Disclaimer: I am in no way affiliated with ALW, Gaston Leroux or Susan Kay. Please don't sue me.
Author's Notes: This idea came to me very suddenly. I was in the car and suddenly I thought what if Christine wasn't prepared to believe that Erik was real? And because she is very ingenue-ish and naive, I had to tweak things a bit, and ended up with a much more serious story than I originally intended. This first chapter is an experiment, of sorts.
Leading Tone
Chapter One: My Name Is Christine Daae
The lithe form of the cat leapt down from the shelf to land with a soft thud on the carpet, settling down smugly to clean its silver-grey fur. A small pink tongue darted out to lick roughly at unkempt places, cleaning and smoothing.
As I padded across the carpet, I could feel the gaze of a pair of unblinking green orbs boring into my back. Reluctantly I turned towards the cat, tentatively reaching out a hand to stroke it.
My fingers stopped just short of the short silver hair. The cat gaze a loud, protesting yowl, and still I remained static, my hand suspended ridiculously in mid-air. My gaze met the confident emerald one of the cat…and I finally caved in to temptation and sank my hand into the soft fur, wondering why the medication wasn't working yet.
"You're not supposed to be here, Kitty," I said vaguely to the contentedly purring cat, "I'm not supposed to see you." Perhaps taking offence at the words, Kitty arched her back and stalked off with an air of affronted superiority. I watched her tail vanish under the bed and breathed a sigh of relief. Things always got better when they started going away.
Let me explain.
My name is Christine Daae, and I turned twenty this May. Five years ago, I was diagnosed with schizophrenia.
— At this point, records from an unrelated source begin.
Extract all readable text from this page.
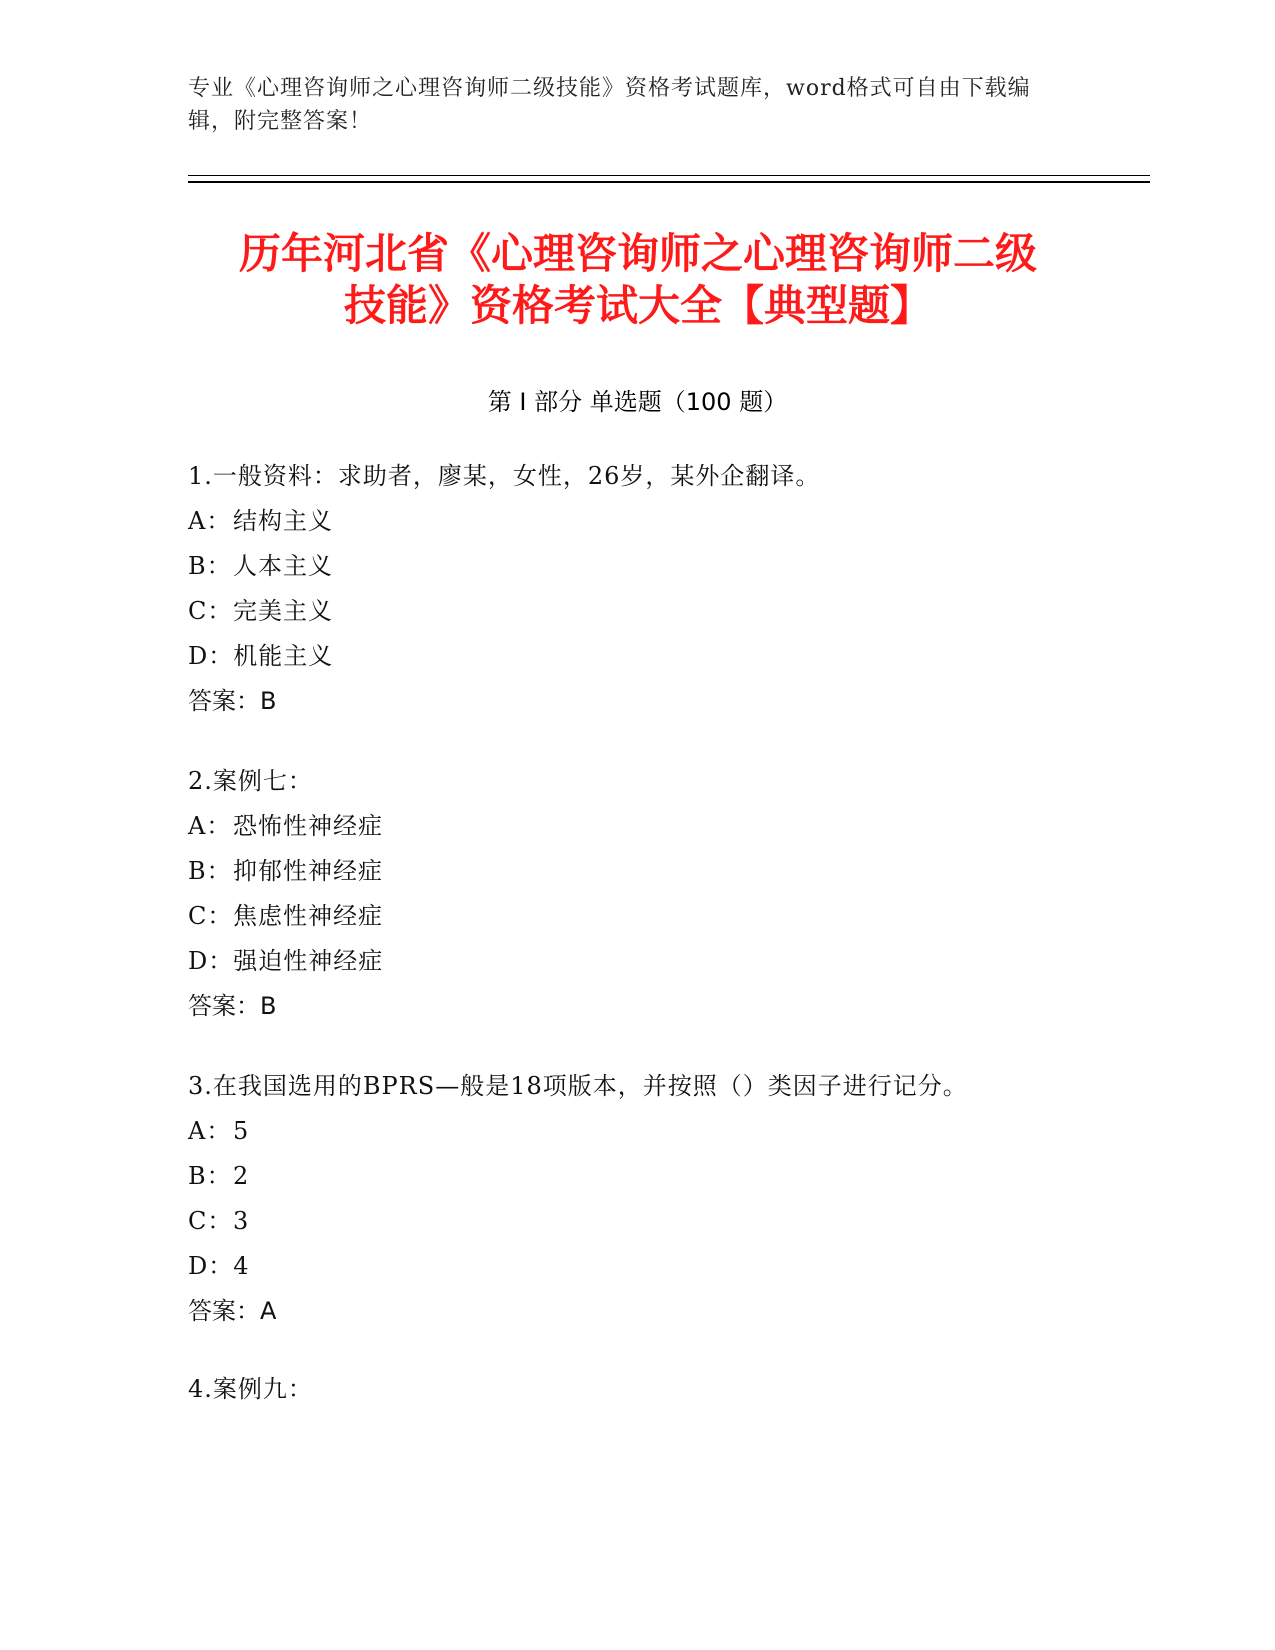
专业《心理咨询师之心理咨询师二级技能》资格考试题库，word格式可自由下载编辑，附完整答案！
历年河北省《心理咨询师之心理咨询师二级
技能》资格考试大全【典型题】
第 I 部分 单选题（100 题）
1.一般资料：求助者，廖某，女性，26岁，某外企翻译。
A：结构主义
B：人本主义
C：完美主义
D：机能主义
答案：B
2.案例七：
A：恐怖性神经症
B：抑郁性神经症
C：焦虑性神经症
D：强迫性神经症
答案：B
3.在我国选用的BPRS—般是18项版本，并按照（）类因子进行记分。
A：5
B：2
C：3
D：4
答案：A
4.案例九：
The doctors say it must've started with my father's death, when I was ten. I'll never tell them this, but they are wrong. Even when my Papa was alive, I heard things. Voices speaking in my head when no one was there, holding conversations that didn't exist. Sometimes I talked to them, and occasionally they talked back.
I used to report these little snippets of sound to my father, who would always laugh in his good-natured way and tell me that I was blessed. Special in some way. Well, I was special all right, but not in the way he told me I was.
My father was a superstitious man who believed (or at least pretended to believe) in all kinds of mythical creatures; I loved him all the more for it, and I still love him for it today. All my memories of him seem to be of the occasions when he would sit me on his lap and tell me stories. Together we left the grey world of reality behind and danced, hand-in-hand, through a rainbow world with fairies and ghouls, angels and demons.
Christine, he used to say, Christine, you are a very special little girl. The angels are speaking to you in your mind, don't you see? The angels have chosen my little girl.
After the diagnosis, years later, I wondered why he'd failed to see that there was something wrong with me. Now I realise that he thought I was just doing as he so often did- telling a story. Poor, innocent Papa would never have believe that his little girl had a mental disorder. It's wicked, but I'm so glad he never found out. Never lived to find out.
I call them dreams, as they are neither ghosts nor memories. I could always tell whether a person was dream or reality; once I was used to it, it was quite easy. Dreams were the ones who treated me like a normal person. They'd talk to me, and although I'd be terrified of what they might say, sometimes I'd talk back. The real people would mysteriously vanish whenever I went anywhere near them, frightened away, no doubt, by the notoriety of my disease.
It's very depressing, pathetic even, when the only eyes that can meet your own are non-existent ones.
I am luckier than many with the same condition. I often tell myself that, just for the sake of hearing the unsympathetic truth. I do not stay in a mental hospital, because as my therapist says, I am not a danger to other people, not prone to unexplainable fits of violent rage or jealousy. My guardian is a kindly old woman called Madame Valerius, an old friend of my father's. Yes, compared to other schizophrenics, I can consider myself to be very fortunate.
Still, sometimes at night I dream of what might have been. They are not, you understand, visions brought on by my disorder, but perfectly ordinary dreams, fragile, insubstantial, yet oddly satisfying. I can see my teenage self watching soppy movies with friends, eating at fast food restaurants, holding hands with boys. Studying for college late into the night. Singing onstage as my father wished me to. All the things that I have never done and will never do, except at night when I cross over the thin line that separates reality from fantasy.
And why am I telling you all this?
Because you aren't real either. You're just another dream, sitting at the foot of my bed, watching me. Your lips and ears aren't real. No ears to hear what I'm saying. No lips to tell anyone else.
And because of the medication, you won't be here when I wake up in the morning. So listen well to my story; for it is an extraordinary one, and I have limited time in which to tell it.
Author's Notes: I don't usually leave notes at the end of the story, but I just need to say that I mean no offence to anyone with schizophrenia, or anyone acquainted with a schizophrenic. I'm not trying to make it sound like a joke and I know just how serious a condition it is. So please, please, please don't be offended.